We just announced that the Moderna COVID-19 Vaccine retains neutralizing activity against emerging variants first identified in the U.K. and the Republic of South Africa. Read more: https://t.co/UCCvX0PrKV pic.twitter.com/nCGl3hfhlU
— Moderna (@moderna_tx) January 25, 2021
“We’re doing it today to be ahead of the curve should we need to,” Dr. Tal Zaks, Moderna’s chief medical officer said, according to the Times. “I don’t know if we need it, and I hope we don’t.”
Moderna said the vaccine produces neutralizing antibodies that can disable the virus. While the U.K. variant had no impact on the levels of antibodies produced, the South African variant reduced the levels sixfold, although the antibodies were still above levels that are “expected to be protective,” the Times reported.
The U.K. variant has been detected in nearly two dozen states, and is so far two times more contagious than the original strain. Britain’s chief scientific adviser announced Friday that the strain may also be more deadly, although the evidence is uncertain and more research is needed. (RELATED: UK Chief Scientist Says New Coronavirus Variant May Be More Deadly And Transmissible, But Cautions That Extra Research Is Needed)

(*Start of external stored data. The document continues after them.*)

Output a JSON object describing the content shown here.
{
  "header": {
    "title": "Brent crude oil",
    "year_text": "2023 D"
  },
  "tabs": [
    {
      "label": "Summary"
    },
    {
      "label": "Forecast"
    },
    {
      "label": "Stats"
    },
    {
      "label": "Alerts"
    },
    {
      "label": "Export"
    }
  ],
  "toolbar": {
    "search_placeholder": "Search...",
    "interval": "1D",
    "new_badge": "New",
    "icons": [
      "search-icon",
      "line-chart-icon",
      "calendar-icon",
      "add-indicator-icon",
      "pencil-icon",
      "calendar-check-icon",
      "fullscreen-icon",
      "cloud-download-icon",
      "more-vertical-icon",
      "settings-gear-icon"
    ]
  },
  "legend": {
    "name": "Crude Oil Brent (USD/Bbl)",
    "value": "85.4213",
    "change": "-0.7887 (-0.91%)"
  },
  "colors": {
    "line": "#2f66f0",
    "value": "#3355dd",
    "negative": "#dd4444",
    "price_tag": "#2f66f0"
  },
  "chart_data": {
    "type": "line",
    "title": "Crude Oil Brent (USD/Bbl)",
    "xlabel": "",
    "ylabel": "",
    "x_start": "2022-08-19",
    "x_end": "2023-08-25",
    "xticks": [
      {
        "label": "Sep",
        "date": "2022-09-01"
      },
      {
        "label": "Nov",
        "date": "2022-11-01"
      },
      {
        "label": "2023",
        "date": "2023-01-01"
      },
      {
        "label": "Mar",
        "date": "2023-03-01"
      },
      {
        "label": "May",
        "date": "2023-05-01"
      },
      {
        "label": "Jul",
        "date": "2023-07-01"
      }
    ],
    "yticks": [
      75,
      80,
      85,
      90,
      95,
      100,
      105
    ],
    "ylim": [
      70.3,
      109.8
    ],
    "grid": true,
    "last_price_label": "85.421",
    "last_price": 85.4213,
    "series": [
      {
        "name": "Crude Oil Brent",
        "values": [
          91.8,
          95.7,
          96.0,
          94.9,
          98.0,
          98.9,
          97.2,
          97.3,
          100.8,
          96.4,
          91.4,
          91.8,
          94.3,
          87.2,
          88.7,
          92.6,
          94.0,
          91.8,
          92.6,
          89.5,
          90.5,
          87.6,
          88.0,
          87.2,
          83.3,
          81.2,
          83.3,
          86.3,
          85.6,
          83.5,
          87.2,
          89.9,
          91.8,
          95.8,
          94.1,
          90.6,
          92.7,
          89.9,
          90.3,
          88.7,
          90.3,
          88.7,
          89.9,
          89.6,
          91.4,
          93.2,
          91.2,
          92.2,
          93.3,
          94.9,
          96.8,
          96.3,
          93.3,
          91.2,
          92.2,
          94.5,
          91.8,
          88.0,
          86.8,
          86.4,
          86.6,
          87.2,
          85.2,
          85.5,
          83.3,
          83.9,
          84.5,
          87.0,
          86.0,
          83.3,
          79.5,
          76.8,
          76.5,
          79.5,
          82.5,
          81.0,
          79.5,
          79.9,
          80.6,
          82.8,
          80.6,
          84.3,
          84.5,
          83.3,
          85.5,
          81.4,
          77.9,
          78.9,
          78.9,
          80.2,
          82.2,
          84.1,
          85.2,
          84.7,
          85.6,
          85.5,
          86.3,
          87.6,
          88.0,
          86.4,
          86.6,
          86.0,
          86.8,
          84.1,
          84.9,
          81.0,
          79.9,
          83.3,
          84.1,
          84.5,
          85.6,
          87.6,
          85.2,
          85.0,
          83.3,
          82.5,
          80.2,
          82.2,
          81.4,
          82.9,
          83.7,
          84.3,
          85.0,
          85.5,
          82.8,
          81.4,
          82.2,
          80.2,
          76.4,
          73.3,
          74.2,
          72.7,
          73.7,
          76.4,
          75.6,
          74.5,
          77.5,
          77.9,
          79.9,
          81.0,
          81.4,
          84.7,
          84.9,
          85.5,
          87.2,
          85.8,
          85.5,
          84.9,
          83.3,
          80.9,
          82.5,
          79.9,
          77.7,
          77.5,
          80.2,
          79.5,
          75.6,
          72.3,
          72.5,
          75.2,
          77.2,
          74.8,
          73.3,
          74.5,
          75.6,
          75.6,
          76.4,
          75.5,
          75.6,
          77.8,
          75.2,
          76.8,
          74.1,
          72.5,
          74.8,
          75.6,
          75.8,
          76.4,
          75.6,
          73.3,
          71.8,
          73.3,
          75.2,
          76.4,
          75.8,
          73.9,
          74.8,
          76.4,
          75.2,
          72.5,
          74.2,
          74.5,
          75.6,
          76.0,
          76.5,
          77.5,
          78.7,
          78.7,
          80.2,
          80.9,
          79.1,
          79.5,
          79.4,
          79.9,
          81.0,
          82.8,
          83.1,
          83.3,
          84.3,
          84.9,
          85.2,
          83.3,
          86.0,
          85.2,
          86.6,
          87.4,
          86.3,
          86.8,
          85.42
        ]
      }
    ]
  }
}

The South African variant and a variant that emerged in Brazil have yet to be found in the U.S. The Moderna booster could be used if needed one year after the original vaccine is administered, and the need for a booster may be determined by blood tests to measure antibody levels, or from observing the population of vaccinated people to see if they are becoming sick from the new variant, according to the Times.
U.K. scientists have expressed growing concern about the South Africa and Brazil variants, cautioning that additional measures may need to be taken to prevent the variants from entering the country. Zaks told the Times that Moderna does not yet have data on the Brazilian variant, but experts expect it will be similar to the South African variant.
“That’s the one with the most overlap. New strains will continue to emerge and we’ll continue to evaluate them,” Zaks told the Times.
He added that if a new vaccine is needed, Moderna could create a new one, hopefully with a faster time frame than the 42 days it took to produce the original vaccine.